The practical implication: a team can go from filing release to actionable summary in seconds with the 8B model, or opt for deeper analytical quality with the 70B model when the question demands it, on Lambda’s NVIDIA HGX 8xB200, without investing in a full rack-scale system. The benchmark gives you the concrete performance improvements of that upgrade so you can make the call deliberately rather than by instinct.
Use case 2: risk and compliance teams
Regulatory compliance document review
Compliance teams operate in a different regime. The priority isn’t millisecond reaction time, it’s volume. A risk team tasked with reviewing hundreds of counterparty disclosures or flagging clauses across a portfolio of contracts must process large documents in batches, overnight or over a defined window, and needs confidence that the system won’t run out of memory mid-job.
While the EDGAR4a benchmark focuses on interactive workloads, the compliance use case is where the 70B model’s advantage over 8B becomes most defensible. Longer documents, more nuanced clause interpretation, and lower tolerance for hallucination all point toward the larger model.

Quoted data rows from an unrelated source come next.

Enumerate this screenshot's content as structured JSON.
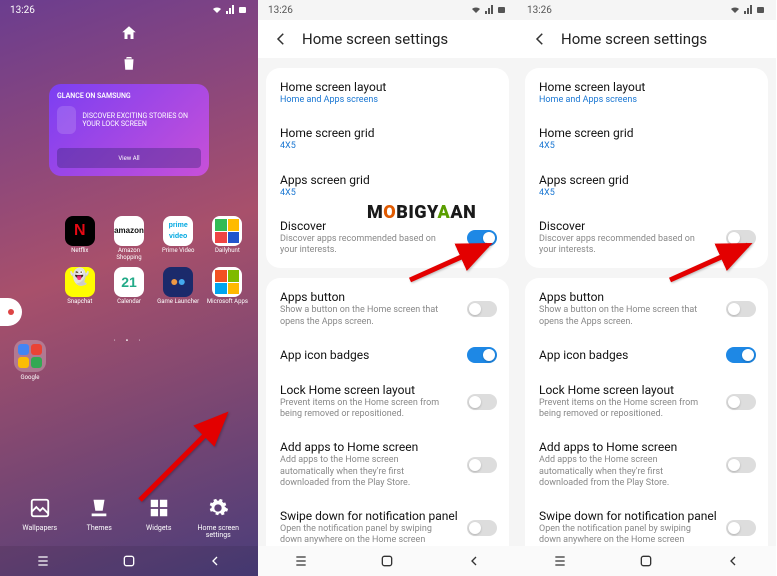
{
  "watermark": "MOBIGYAAN",
  "status": {
    "time": "13:26"
  },
  "panel1": {
    "glance_title": "GLANCE ON SAMSUNG",
    "glance_text": "DISCOVER EXCITING STORIES ON YOUR LOCK SCREEN",
    "glance_viewall": "View All",
    "apps_row1": [
      {
        "label": "Netflix",
        "bg": "#000"
      },
      {
        "label": "Amazon Shopping",
        "bg": "#fff"
      },
      {
        "label": "Prime Video",
        "bg": "#fff"
      },
      {
        "label": "Dailyhunt",
        "bg": "#fff"
      }
    ],
    "apps_row2": [
      {
        "label": "Snapchat",
        "bg": "#fffc00"
      },
      {
        "label": "Calendar",
        "bg": "#fff",
        "text": "21"
      },
      {
        "label": "Game Launcher",
        "bg": "#1b2a6b"
      },
      {
        "label": "Microsoft Apps",
        "bg": "#fff"
      }
    ],
    "folder_label": "Google",
    "bottom": [
      {
        "label": "Wallpapers"
      },
      {
        "label": "Themes"
      },
      {
        "label": "Widgets"
      },
      {
        "label": "Home screen settings"
      }
    ]
  },
  "settings_title": "Home screen settings",
  "groups": {
    "g1": [
      {
        "title": "Home screen layout",
        "sub": "Home and Apps screens",
        "blue": true
      },
      {
        "title": "Home screen grid",
        "sub": "4X5",
        "blue": true
      },
      {
        "title": "Apps screen grid",
        "sub": "4X5",
        "blue": true
      },
      {
        "title": "Discover",
        "sub": "Discover apps recommended based on your interests.",
        "toggle": true
      }
    ],
    "g2": [
      {
        "title": "Apps button",
        "sub": "Show a button on the Home screen that opens the Apps screen.",
        "toggle": true
      },
      {
        "title": "App icon badges",
        "toggle": true
      },
      {
        "title": "Lock Home screen layout",
        "sub": "Prevent items on the Home screen from being removed or repositioned.",
        "toggle": true
      },
      {
        "title": "Add apps to Home screen",
        "sub": "Add apps to the Home screen automatically when they're first downloaded from the Play Store.",
        "toggle": true
      },
      {
        "title": "Swipe down for notification panel",
        "sub": "Open the notification panel by swiping down anywhere on the Home screen",
        "toggle": true
      }
    ]
  },
  "panel2_toggles": {
    "discover": true,
    "apps_button": false,
    "badges": true,
    "lock": false,
    "add": false,
    "swipe": false
  },
  "panel3_toggles": {
    "discover": false,
    "apps_button": false,
    "badges": true,
    "lock": false,
    "add": false,
    "swipe": false
  }
}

The benchmark results give you the data to quantify exactly what that choice costs in throughput and latency terms, so that the decision can be made on evidence, not assumption.

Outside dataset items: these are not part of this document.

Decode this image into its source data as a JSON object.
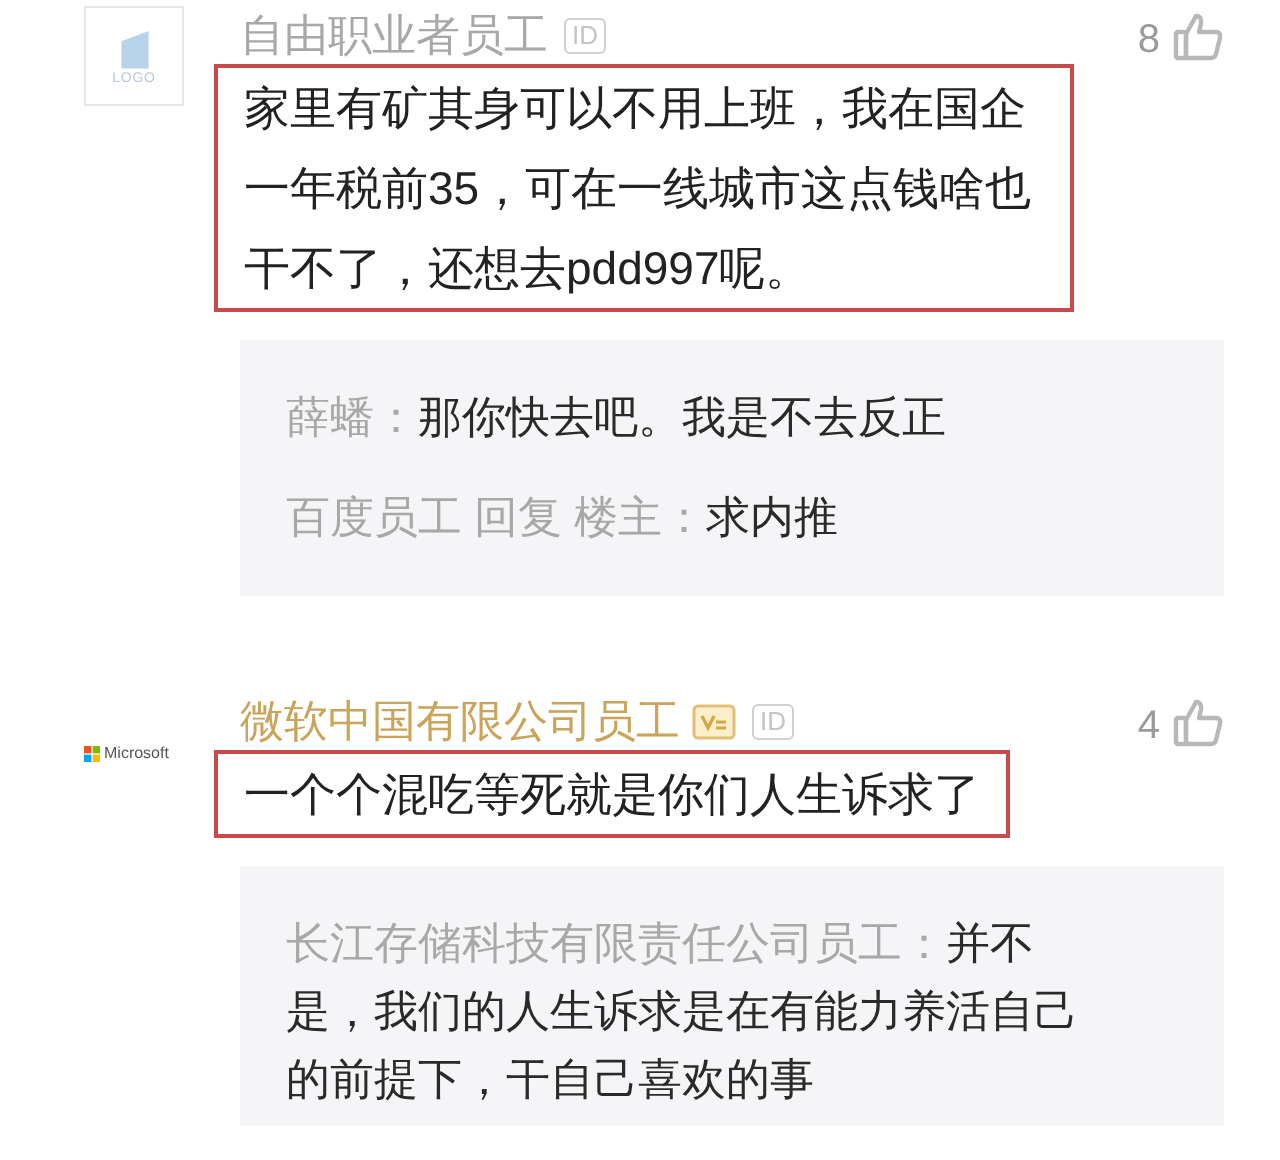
{
  "comments": [
    {
      "avatar": {
        "kind": "placeholder",
        "text": "LOGO"
      },
      "name": "自由职业者员工",
      "verified": false,
      "badge": "ID",
      "likes": "8",
      "highlighted": true,
      "text": "家里有矿其身可以不用上班，我在国企一年税前35，可在一线城市这点钱啥也干不了，还想去pdd997呢。",
      "replies": [
        {
          "author": "薛蟠：",
          "text": "那你快去吧。我是不去反正"
        },
        {
          "author": "百度员工 回复 楼主：",
          "text": "求内推"
        }
      ]
    },
    {
      "avatar": {
        "kind": "microsoft",
        "text": "Microsoft"
      },
      "name": "微软中国有限公司员工",
      "verified": true,
      "badge": "ID",
      "likes": "4",
      "highlighted": true,
      "text": "一个个混吃等死就是你们人生诉求了",
      "replies": [
        {
          "author": "长江存储科技有限责任公司员工：",
          "text": "并不是，我们的人生诉求是在有能力养活自己的前提下，干自己喜欢的事"
        }
      ]
    }
  ]
}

- How many documents can the system process per hour at 8B vs 70B? (Throughput v.s. quality trade-off)
- Can it handle the long context windows of dense regulatory documents without OOM errors? (Memory capacity, 192 GB HBM3e per NVIDIA Blackwell GPU vs 140 GB on NVIDIA 8×H200 NVL is directly relevant here)
- What is the operational energy cost over a multi-hour batch run at each model size? (Energy efficiency)

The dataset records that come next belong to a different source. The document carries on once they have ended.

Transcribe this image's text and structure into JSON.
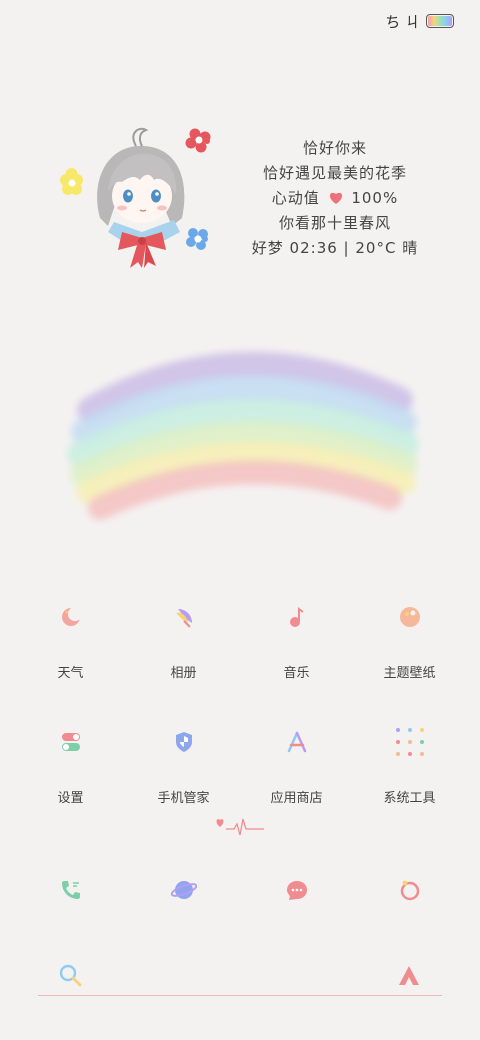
{
  "status_bar": {
    "glyphs": "ち  ㄐ",
    "battery_icon": "rainbow-battery-icon"
  },
  "widget": {
    "lines": [
      "恰好你来",
      "恰好遇见最美的花季"
    ],
    "heart_line": {
      "prefix": "心动值",
      "value": "100%"
    },
    "line4": "你看那十里春风",
    "line5": "好梦 02:36 | 20°C 晴"
  },
  "apps_row1": [
    {
      "label": "天气",
      "icon": "moon-weather-icon"
    },
    {
      "label": "相册",
      "icon": "feather-album-icon"
    },
    {
      "label": "音乐",
      "icon": "music-note-icon"
    },
    {
      "label": "主题壁纸",
      "icon": "palette-icon"
    }
  ],
  "apps_row2": [
    {
      "label": "设置",
      "icon": "toggle-settings-icon"
    },
    {
      "label": "手机管家",
      "icon": "shield-icon"
    },
    {
      "label": "应用商店",
      "icon": "app-store-icon"
    },
    {
      "label": "系统工具",
      "icon": "dot-grid-icon"
    }
  ],
  "dock": [
    {
      "icon": "phone-icon"
    },
    {
      "icon": "planet-browser-icon"
    },
    {
      "icon": "message-bubble-icon"
    },
    {
      "icon": "camera-icon"
    }
  ],
  "colors": {
    "accent_pink": "#f08c8f",
    "background": "#f4f2f1"
  }
}
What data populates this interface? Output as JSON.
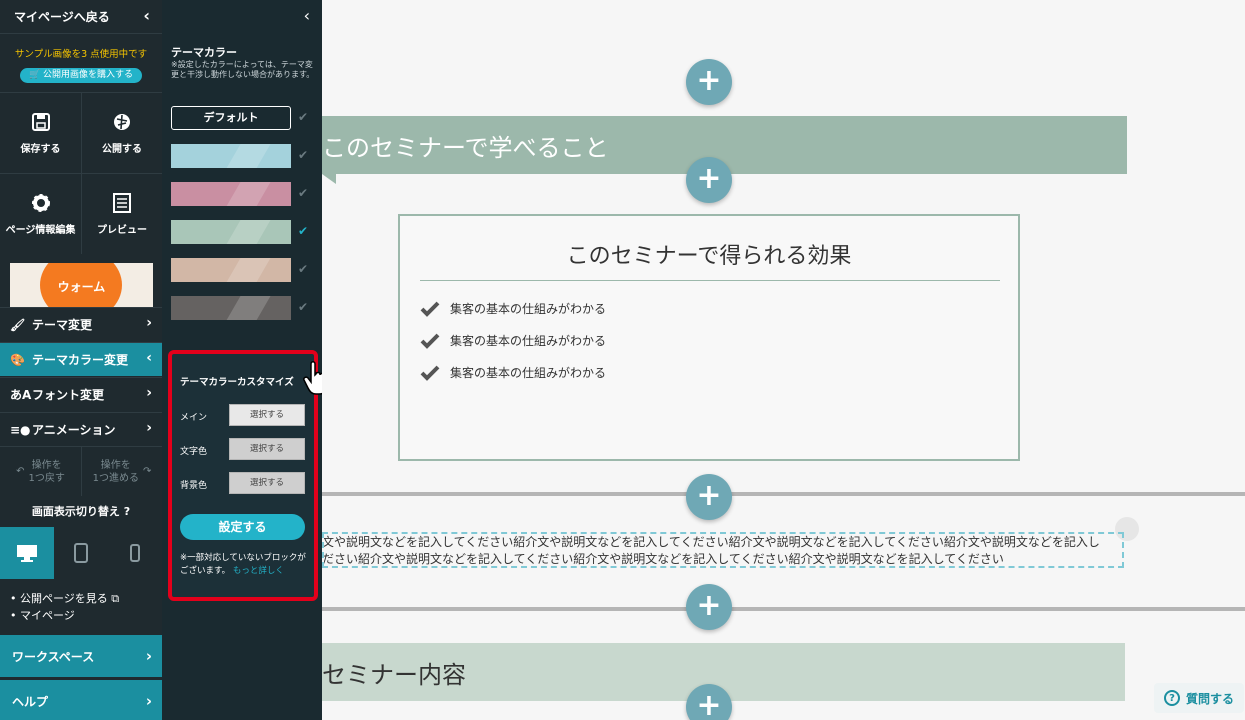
{
  "sidebar": {
    "back_label": "マイページへ戻る",
    "sample_notice": "サンプル画像を3 点使用中です",
    "buy_button": "公開用画像を購入する",
    "save_label": "保存する",
    "publish_label": "公開する",
    "page_info_label": "ページ情報編集",
    "preview_label": "プレビュー",
    "theme_thumbnail_label": "ウォーム",
    "menu": [
      {
        "label": "テーマ変更"
      },
      {
        "label": "テーマカラー変更"
      },
      {
        "label": "フォント変更"
      },
      {
        "label": "アニメーション"
      }
    ],
    "undo_label_1": "操作を",
    "undo_label_2": "1つ戻す",
    "redo_label_1": "操作を",
    "redo_label_2": "1つ進める",
    "display_switch_label": "画面表示切り替え",
    "links": [
      "公開ページを見る",
      "マイページ"
    ],
    "workspace_label": "ワークスペース",
    "help_nav_label": "ヘルプ"
  },
  "color_panel": {
    "title": "テーマカラー",
    "note": "※設定したカラーによっては、テーマ変更と干渉し動作しない場合があります。",
    "default_label": "デフォルト",
    "swatches": [
      {
        "color": "#a4d2dc",
        "selected": false
      },
      {
        "color": "#c98fa2",
        "selected": false
      },
      {
        "color": "#a9c6b8",
        "selected": true
      },
      {
        "color": "#d2b7a6",
        "selected": false
      },
      {
        "color": "#656261",
        "selected": false
      }
    ]
  },
  "customize": {
    "title": "テーマカラーカスタマイズ",
    "rows": [
      {
        "label": "メイン",
        "button": "選択する"
      },
      {
        "label": "文字色",
        "button": "選択する"
      },
      {
        "label": "背景色",
        "button": "選択する"
      }
    ],
    "apply_button": "設定する",
    "note": "※一部対応していないブロックがございます。",
    "more_link": "もっと詳しく"
  },
  "canvas": {
    "heading_1": "このセミナーで学べること",
    "box_title": "このセミナーで得られる効果",
    "box_items": [
      "集客の基本の仕組みがわかる",
      "集客の基本の仕組みがわかる",
      "集客の基本の仕組みがわかる"
    ],
    "text_line_1": "文や説明文などを記入してください紹介文や説明文などを記入してください紹介文や説明文などを記入してください紹介文や説明文などを記入し",
    "text_line_2": "ださい紹介文や説明文などを記入してください紹介文や説明文などを記入してください紹介文や説明文などを記入してください",
    "heading_2": "セミナー内容",
    "help_button": "質問する"
  },
  "colors": {
    "accent": "#23b3c9",
    "sidebar_bg": "#1f2a2f",
    "highlight_border": "#e3001b",
    "heading_band": "#9cb8ab"
  }
}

On batch workloads, NVIDIA HGX 8xB200 results are the strongest in the dataset. 8B E5a batch throughput reached 2,220 wps, compared with an NVIDIA 8×H200 NVL baseline of 954 wps, a 133% improvement. On interactive E5a workloads, NVIDIA HGX 8xB200 handled 2.4 req/s at 3.31s median latency, versus the NVIDIA 8×H200 NVL's 36.2s at the same load, and extended to 5.6 req/s, where the NVIDIA 8×H200 NVL couldn’t sustain load at all. The 70B E5b batch reached 350 wps against an NVIDIA 8×H200 NVL baseline of 132 wps, a 165% improvement. The long-context batch gap is directly attributable to the NVIDIA Blackwell GPU memory architecture: 192 GB HBM3e per GPU at 8 TB/s allows the system to hold long-context requests in fast memory, which the NVIDIA 8×H200 NVL must offload, compounding throughput advantages as document length increases.
The 192 GB of HBM3e per GPU on NVIDIA HGX 8xB200 is not an accident; it means the system can hold longer context windows in fast memory, avoiding the latency penalty of offloading that constrains memory-limited GPUs on large-document tasks. For compliance workloads where documents are long, and context window pressure is real, this architectural advantage directly translates into throughput.
Use case 3: wealth management / private banking
AI-assisted client advisory and report generation
Wealth managers and private bankers face a different AI deployment challenge from trading desks or compliance teams. The output is client-facing. This includes investment commentary, portfolio reviews, and market outlooks, which means quality matters as much as speed, and the model needs to handle personalized context (a client’s holdings, risk profile, prior correspondence) alongside market data.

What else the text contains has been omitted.